E no caso do Sarampo. Qual a razão para o aumento de casos?

Outra doença com um grande aumento de casos nos últimos meses é o Sarampo, que em Portugal tem uma vacina recomendada em duas doses para menores de 18 anos (a serem administradas quando a criança completa 1 e 5 anos) e para profissionais de saúde (independentemente do ano de nascimento).

Para os adultos nascidos em ou depois de 1970 é aconselhada uma dose. Os nascidos antes de 1970 têm proteção natural contra o Sarampo.

Uma das situações relatadas no último relatório da DGS foi o facto de alguns doentes terem apanhado a doença mesmo já tendo sido inoculados duas vezes. Aqui, Maria João explica que a única vacina com 100% de eficácia disponível no Programa Nacional de Vacinação é a vacina do Tétano e Difteria: "Todas as outras não têm essa eficácia e vão perdendo ao longo do tempo". No caso do Sarampo, a eficácia ultrapassa os 90%.

"Esta vacina é uma vacina viva, e o que nós fazemos é uma inoculação através de um vírus que está vivo e atenuado, e assim aumenta a nossa resposta imunológica", explica. "O que esta vacina faz é proteger a forma grave da doença, tal como acontecia com as vacinas para a Covid-19", estas bem conhecidas na atualidade.
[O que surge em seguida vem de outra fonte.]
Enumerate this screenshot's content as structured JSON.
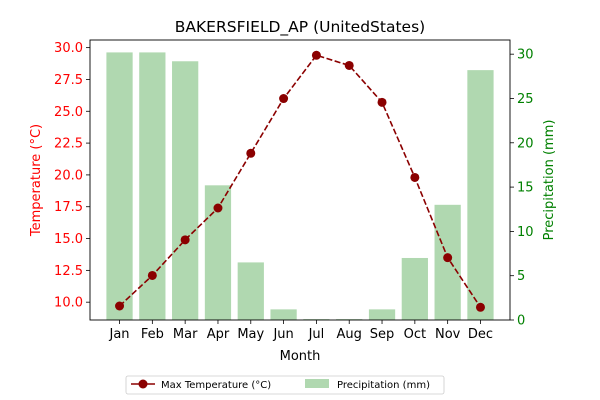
{
  "chart_data": {
    "type": "bar+line",
    "title": "BAKERSFIELD_AP (UnitedStates)",
    "xlabel": "Month",
    "categories": [
      "Jan",
      "Feb",
      "Mar",
      "Apr",
      "May",
      "Jun",
      "Jul",
      "Aug",
      "Sep",
      "Oct",
      "Nov",
      "Dec"
    ],
    "left_axis": {
      "label": "Temperature (°C)",
      "color": "#ff0000",
      "ylim": [
        8.6,
        30.6
      ],
      "ticks": [
        "10.0",
        "12.5",
        "15.0",
        "17.5",
        "20.0",
        "22.5",
        "25.0",
        "27.5",
        "30.0"
      ]
    },
    "right_axis": {
      "label": "Precipitation (mm)",
      "color": "#008000",
      "ylim": [
        0,
        31.6
      ],
      "ticks": [
        "0",
        "5",
        "10",
        "15",
        "20",
        "25",
        "30"
      ]
    },
    "series": [
      {
        "name": "Max Temperature (°C)",
        "type": "line",
        "axis": "left",
        "color": "#8b0000",
        "line_style": "dashed",
        "marker": "circle",
        "values": [
          9.7,
          12.1,
          14.9,
          17.4,
          21.7,
          26.0,
          29.4,
          28.6,
          25.7,
          19.8,
          13.5,
          9.6
        ]
      },
      {
        "name": "Precipitation (mm)",
        "type": "bar",
        "axis": "right",
        "color": "#b0d8b0",
        "values": [
          30.2,
          30.2,
          29.2,
          15.2,
          6.5,
          1.2,
          0.1,
          0.1,
          1.2,
          7.0,
          13.0,
          28.2
        ]
      }
    ],
    "legend": {
      "placement": "bottom-center",
      "entries": [
        "Max Temperature (°C)",
        "Precipitation (mm)"
      ]
    },
    "grid": false
  }
}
O Sarampo é uma doença altamente contagiosa e transmite-se pelo ar. Quando apanhado é algo muito grave, com elevadas taxas de mortalidade, e a falta de informação acaba por afastar as pessoas da vacinação e aumentar o número de casos graves, diz a especialista.
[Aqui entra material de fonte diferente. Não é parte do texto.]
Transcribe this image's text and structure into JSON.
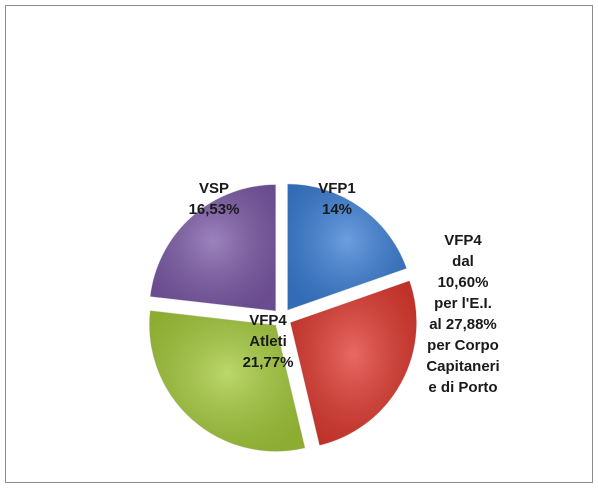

"Notícias como pessoas que tinham duas doses da vacina e apanharam Sarampo desacreditam a vacina. As pessoas com vacina apanharam uma doença não grave", aponta.

Garante também que "em Portugal temos uma situação grave em relação ao Sarampo, mas não se compara com a Europa, onde é muito mais grave. Temos felizmente uma taxa de vacinação muito alta, superior a 95% (97,5 %, segundo o INE), e por isso é necessária a vacina para não existir mortalidade", destaca a responsável da Sociedade de Infeciologia Pediátrica.

Na sua forma mais grave, o Sarampo pode causar pneumonia e pode mesmo levar à morte. "A nossa taxa de vacinação elevada está a servir-nos de tampão para o contágio grave da doença que está a acontecer em outros países", garante a especialista.